Historian and peace activist Ramachandra Guha, who made a study tour of the
region, says that "the scheme had armed hundreds of local villagers and
given some the elevated title of Special Police Officer (SPO)." He adds:
"While the state claimed Salwa Judum to be a success, other reports suggested
that its activists were a law unto themselves, burning villages deemed insufficiently
sympathetic to them and abusing their women."
Guha, no advocate of an armed revolution at all, followed up his study with
a petition, along with some others, to the Supreme Court of India, questioning
the Salwa Judum's constitutionality. The court has not pronounced its verdict,
but, during the hearing of the case, has voiced disapproval of the practice
of the state arming a section of the population.
A 14-member team of five human rights organizations, including the PUCL, conducted
an investigation between November 28 and December 1, 2005, in some Judum-infested
areas. The team found that the setting up of the militias had led to an escalation
of violence and human rights violations, with tribal women among the worst sufferers
as victims of gang rapes and similar other atrocities.
Writer and peace campaigner Arundhati Roy spoke for many others, when she said
that the Salwa Judum set a trend that could lead to militarization of Indian
society. It was dangerous for Chhattisgarh-based Binayak to articulate similar
dissent.
Earlier this month, it was disclosed that Binayak had been kept in solitary
confinement for about a month, without any access to the outside world, officially
"for his own security." He is no longer kept in such conditions, following
public protests. But, according to a friend, this has meant no major improvement.
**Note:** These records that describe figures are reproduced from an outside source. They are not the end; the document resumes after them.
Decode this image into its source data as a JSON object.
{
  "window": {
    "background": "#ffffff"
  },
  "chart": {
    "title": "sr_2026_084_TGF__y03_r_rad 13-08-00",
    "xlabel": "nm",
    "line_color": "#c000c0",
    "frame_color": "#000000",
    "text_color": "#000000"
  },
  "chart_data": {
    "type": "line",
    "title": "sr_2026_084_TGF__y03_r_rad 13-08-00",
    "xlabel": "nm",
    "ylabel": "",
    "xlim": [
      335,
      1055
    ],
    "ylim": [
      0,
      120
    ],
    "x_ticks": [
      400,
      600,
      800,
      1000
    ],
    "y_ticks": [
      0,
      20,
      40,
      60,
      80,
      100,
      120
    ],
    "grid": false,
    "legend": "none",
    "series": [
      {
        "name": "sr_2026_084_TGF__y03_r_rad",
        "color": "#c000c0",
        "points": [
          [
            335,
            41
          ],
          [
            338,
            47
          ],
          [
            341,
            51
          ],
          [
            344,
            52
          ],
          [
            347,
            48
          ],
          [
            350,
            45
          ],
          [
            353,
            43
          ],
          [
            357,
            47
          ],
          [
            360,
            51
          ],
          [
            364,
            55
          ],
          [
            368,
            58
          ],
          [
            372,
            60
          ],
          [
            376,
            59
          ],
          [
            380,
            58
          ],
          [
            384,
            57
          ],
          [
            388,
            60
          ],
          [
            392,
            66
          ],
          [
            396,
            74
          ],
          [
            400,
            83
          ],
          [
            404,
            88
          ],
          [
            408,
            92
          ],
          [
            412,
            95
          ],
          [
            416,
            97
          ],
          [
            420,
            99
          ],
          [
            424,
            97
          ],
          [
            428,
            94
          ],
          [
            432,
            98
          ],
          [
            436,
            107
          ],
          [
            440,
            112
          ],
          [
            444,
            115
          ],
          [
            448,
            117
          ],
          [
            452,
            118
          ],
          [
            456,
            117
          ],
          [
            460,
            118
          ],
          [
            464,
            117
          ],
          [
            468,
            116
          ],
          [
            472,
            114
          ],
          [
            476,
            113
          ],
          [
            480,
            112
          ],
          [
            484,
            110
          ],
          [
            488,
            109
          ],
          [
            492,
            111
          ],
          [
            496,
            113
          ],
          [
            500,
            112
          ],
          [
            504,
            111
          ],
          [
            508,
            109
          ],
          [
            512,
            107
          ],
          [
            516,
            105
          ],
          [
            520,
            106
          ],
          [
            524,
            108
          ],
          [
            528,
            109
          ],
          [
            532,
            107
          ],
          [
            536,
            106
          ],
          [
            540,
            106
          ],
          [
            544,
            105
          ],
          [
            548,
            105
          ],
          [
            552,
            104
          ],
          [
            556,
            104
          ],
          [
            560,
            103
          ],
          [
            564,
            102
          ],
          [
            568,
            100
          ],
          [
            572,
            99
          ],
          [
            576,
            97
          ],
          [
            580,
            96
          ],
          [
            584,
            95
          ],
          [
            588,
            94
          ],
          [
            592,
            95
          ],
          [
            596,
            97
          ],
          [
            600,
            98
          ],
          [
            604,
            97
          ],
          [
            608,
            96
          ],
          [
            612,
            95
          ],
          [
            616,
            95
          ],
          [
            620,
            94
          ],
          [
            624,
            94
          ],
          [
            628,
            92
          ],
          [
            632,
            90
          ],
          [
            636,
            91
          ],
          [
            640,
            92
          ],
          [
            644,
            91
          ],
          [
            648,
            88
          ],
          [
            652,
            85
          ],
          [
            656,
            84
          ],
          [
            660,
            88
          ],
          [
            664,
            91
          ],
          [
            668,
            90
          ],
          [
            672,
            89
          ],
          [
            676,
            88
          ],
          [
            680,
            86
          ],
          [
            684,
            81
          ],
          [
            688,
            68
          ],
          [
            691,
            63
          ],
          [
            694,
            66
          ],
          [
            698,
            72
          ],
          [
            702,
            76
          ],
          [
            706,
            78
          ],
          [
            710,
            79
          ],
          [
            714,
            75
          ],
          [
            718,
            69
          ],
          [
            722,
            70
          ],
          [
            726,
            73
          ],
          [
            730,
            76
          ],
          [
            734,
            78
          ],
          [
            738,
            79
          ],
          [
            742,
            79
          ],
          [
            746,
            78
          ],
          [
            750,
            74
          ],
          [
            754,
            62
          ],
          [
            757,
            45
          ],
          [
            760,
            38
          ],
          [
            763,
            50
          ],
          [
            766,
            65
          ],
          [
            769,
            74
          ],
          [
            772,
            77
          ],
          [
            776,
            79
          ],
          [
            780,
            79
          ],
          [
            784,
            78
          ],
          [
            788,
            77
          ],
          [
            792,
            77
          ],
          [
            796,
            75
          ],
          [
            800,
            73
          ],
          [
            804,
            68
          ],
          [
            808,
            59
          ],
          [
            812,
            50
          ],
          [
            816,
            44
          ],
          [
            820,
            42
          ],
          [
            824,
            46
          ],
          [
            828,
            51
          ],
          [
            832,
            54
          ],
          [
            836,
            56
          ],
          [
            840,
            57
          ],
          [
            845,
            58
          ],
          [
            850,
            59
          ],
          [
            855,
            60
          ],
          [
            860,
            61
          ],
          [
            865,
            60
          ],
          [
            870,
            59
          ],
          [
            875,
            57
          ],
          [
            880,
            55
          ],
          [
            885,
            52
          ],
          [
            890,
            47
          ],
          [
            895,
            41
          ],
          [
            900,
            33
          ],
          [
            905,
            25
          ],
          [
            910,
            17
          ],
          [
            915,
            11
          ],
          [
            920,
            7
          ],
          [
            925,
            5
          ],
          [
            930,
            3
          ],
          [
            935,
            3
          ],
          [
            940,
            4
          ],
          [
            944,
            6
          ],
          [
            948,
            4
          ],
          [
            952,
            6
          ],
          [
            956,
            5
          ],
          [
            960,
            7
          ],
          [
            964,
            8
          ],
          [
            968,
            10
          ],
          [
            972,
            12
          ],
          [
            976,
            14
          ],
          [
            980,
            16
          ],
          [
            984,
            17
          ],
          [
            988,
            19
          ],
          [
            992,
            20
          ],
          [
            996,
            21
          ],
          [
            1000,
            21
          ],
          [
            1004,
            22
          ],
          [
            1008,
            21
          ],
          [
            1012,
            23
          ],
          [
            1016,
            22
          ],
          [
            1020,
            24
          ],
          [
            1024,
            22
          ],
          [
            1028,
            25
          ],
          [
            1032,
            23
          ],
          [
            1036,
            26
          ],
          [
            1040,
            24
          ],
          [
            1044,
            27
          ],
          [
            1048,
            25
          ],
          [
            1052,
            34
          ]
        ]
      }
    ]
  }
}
When Ilina Sen, Binayak's wife and a leading member of India's Coalition for
Nuclear Disarmament and Peace, visits him, she can talk to him only though a
wire mesh - and she has been given no reason. He is allowed no reading material
except one pro-government newspaper - not even letters.
Binayak's is not the only case of this kind. But the helplessness of the healer,
for whom persons of Noam Chomsky's prominence have spoken up, illustrates the
fragility of human rights in countries and contexts where powers-that-be pretend
to worship at the altar of anti-terrorism.
Chances are slender that Binayak will be able to receive the award in Washington
in person on May 29. The important question is: when will human rights be restored
in nations where these have yet to recover from the setback of 9/11?
A freelance journalist and a peace activist in India, J. Sri Raman is the author of "Flashpoint" (Common Courage Press, USA). He is a regular contributor to Truthout.